After a brief lull, rubber prices in Kerala have once again crossed the ₹200 mark. It’s a return many farmers had been hoping for, though not everyone is in a position to benefit from it.
Last year, prices had touched ₹250 but then slid steadily. At one point, rubber was selling for as low as ₹180. The recent rise is being linked to a combination of lower local production and a pickup in demand — both within the country and abroad.
Industry sources say international prices are also inching up. Reports suggest there could be a notable dip in production this season in key rubber-producing countries like Thailand, and that seems to be reflecting in the market.

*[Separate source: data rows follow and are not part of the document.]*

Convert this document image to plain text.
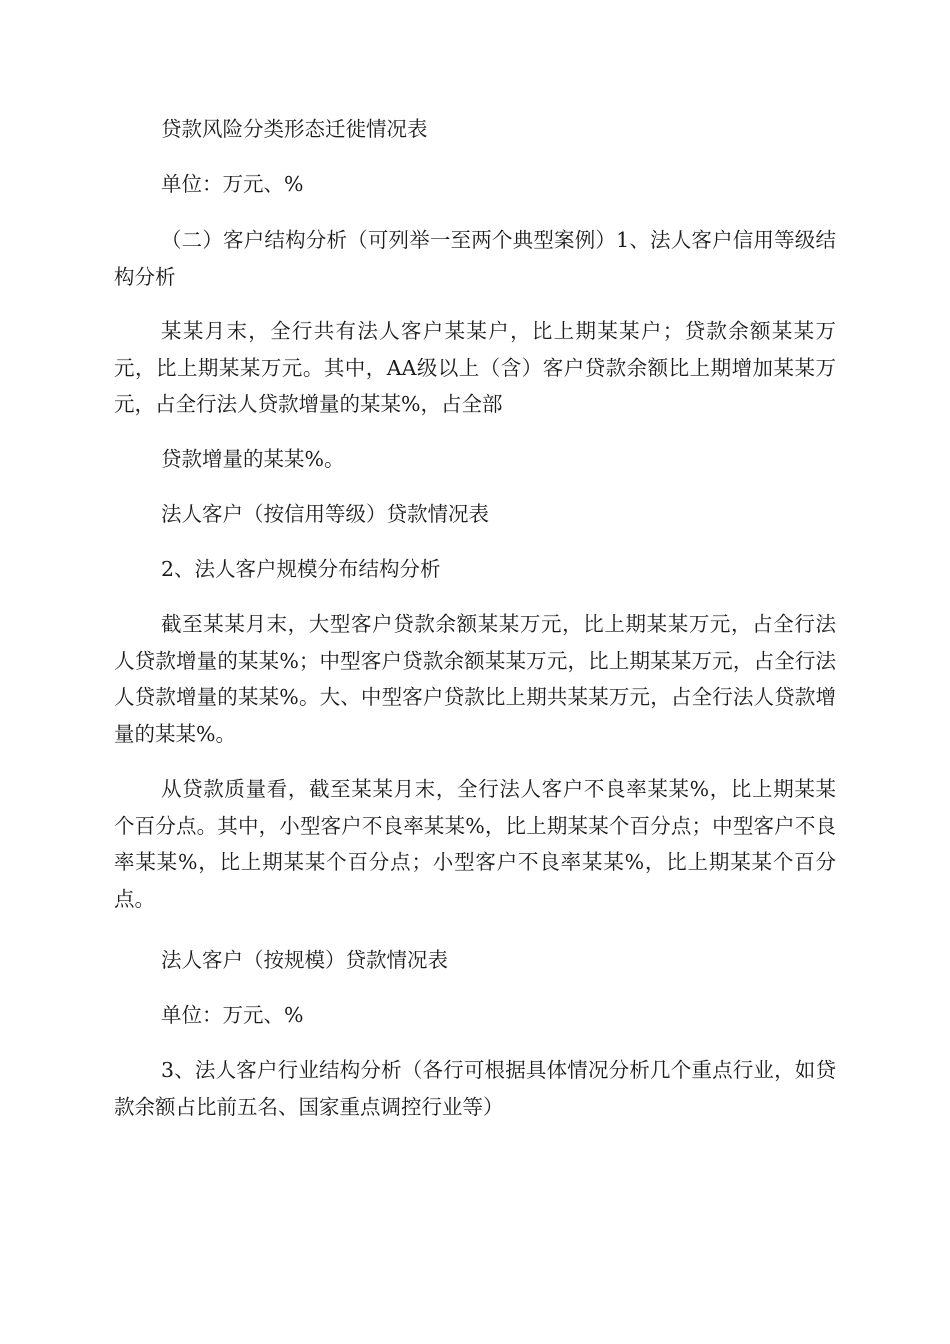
贷款风险分类形态迁徙情况表

单位：万元、%

（二）客户结构分析（可列举一至两个典型案例）1、法人客户信用等级结构分析

某某月末，全行共有法人客户某某户，比上期某某户；贷款余额某某万元，比上期某某万元。其中，AA级以上（含）客户贷款余额比上期增加某某万元，占全行法人贷款增量的某某%，占全部

贷款增量的某某%。

法人客户（按信用等级）贷款情况表

2、法人客户规模分布结构分析

截至某某月末，大型客户贷款余额某某万元，比上期某某万元，占全行法人贷款增量的某某%；中型客户贷款余额某某万元，比上期某某万元，占全行法人贷款增量的某某%。大、中型客户贷款比上期共某某万元，占全行法人贷款增量的某某%。

从贷款质量看，截至某某月末，全行法人客户不良率某某%，比上期某某个百分点。其中，小型客户不良率某某%，比上期某某个百分点；中型客户不良率某某%，比上期某某个百分点；小型客户不良率某某%，比上期某某个百分点。

法人客户（按规模）贷款情况表

单位：万元、%

3、法人客户行业结构分析（各行可根据具体情况分析几个重点行业，如贷款余额占比前五名、国家重点调控行业等）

In Kerala, RSS-4 grade rubber is now fetching around ₹201, with some regions seeing prices as high as ₹203. With prices moving upwards, tyre companies have reportedly started buying in larger quantities again.
December and January didn’t see much demand for rubber. Global tyre sales were sluggish around that time, which could have played a part. But now, trade insiders feel prices may climb further — though nothing is certain.
Farmer groups are calling the rising demand a positive signal. But there’s a catch. Tapping activity is likely to be minimal over the next two months, which means there won’t be much fresh rubber entering the market.
Earlier, when prices were low, many tyre companies had imported rubber in bulk. After that, they didn’t show much interest in local purchases. But with prices rising, they seem to be more active in the domestic market now.
Still, not all farmers are cheering. Most small-scale growers have already sold off their stock, fearing prices would drop further. Now, with prices going up, many of them have little or nothing left to sell.